To the folks running large sites, robots.txt is there to control what shows up in Google. The idea that it's opening up their data to all comers would strike them as bizarre. They let Google crawl them so they'll get search traffic, why would they want random companies copying the information they've worked so hard to accumulate?
It's this sense of ownership that's the biggest obstacle to the growth of independent crawler startups. Shion mentions the server and bandwidth costs, but since most crawlers only pull the HTML without any images or other large files, these are negligible. What really freaks site owners out is the loss of control.
Over the next few years, 'wildcatter' crawlers like mine will become far more common. As site owners become more aware of us, they'll be looking for ways to control how their data is used. Unless we think of a better alternative, they'll do what Facebook did and switch to a whitelist containing a handful of the big search engines, since they're the only significant drivers of traffic. This would be a tragedy for innovation, since it would block startups off from massive areas of the Internet and give the existing players in search a huge structural advantage.

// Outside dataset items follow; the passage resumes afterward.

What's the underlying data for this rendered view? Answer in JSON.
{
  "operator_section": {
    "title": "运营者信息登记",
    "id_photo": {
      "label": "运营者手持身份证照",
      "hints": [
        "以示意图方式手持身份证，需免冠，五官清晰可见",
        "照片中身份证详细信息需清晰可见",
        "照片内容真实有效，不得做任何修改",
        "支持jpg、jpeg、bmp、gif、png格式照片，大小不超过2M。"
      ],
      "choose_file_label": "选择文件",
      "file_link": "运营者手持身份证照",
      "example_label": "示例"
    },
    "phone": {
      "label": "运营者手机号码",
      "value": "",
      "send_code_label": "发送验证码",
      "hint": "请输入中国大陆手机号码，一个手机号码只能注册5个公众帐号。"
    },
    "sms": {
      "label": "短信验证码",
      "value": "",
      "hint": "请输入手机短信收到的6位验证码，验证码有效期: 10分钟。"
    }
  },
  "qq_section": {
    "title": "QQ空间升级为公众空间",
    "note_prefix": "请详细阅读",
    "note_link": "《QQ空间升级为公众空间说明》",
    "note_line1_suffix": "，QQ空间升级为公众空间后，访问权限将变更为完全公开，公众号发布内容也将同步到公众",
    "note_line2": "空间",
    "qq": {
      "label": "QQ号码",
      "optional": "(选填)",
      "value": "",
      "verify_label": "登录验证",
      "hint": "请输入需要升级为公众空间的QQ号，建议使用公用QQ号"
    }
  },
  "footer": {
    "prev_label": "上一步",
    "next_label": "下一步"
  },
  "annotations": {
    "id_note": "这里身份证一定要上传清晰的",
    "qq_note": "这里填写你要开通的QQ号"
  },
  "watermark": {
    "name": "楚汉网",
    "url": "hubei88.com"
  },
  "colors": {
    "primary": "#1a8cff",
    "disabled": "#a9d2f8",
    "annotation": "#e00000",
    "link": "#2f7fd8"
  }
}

To prevent this, we need to figure out a simple way of giving more control to site that won't block innovative startups. Robots.txt needs to communicate the owner's intent more clearly, with new directives similar to 'no-archive' that lay out acceptable usage in much more detail. I'm not the only one to realize this, and I'm hopeful we'll have a more detailed proposal ironed out soon.
At the same time, sites need to take stock of what information they are exposing to the outside world, since the 'scofflaw' crawlers will continue happily ignoring robots.txt. Any security audit should include a breakdown of exactly what they're handing over to scofflaw crawlers – I bet they'd be unpleasantly surprised!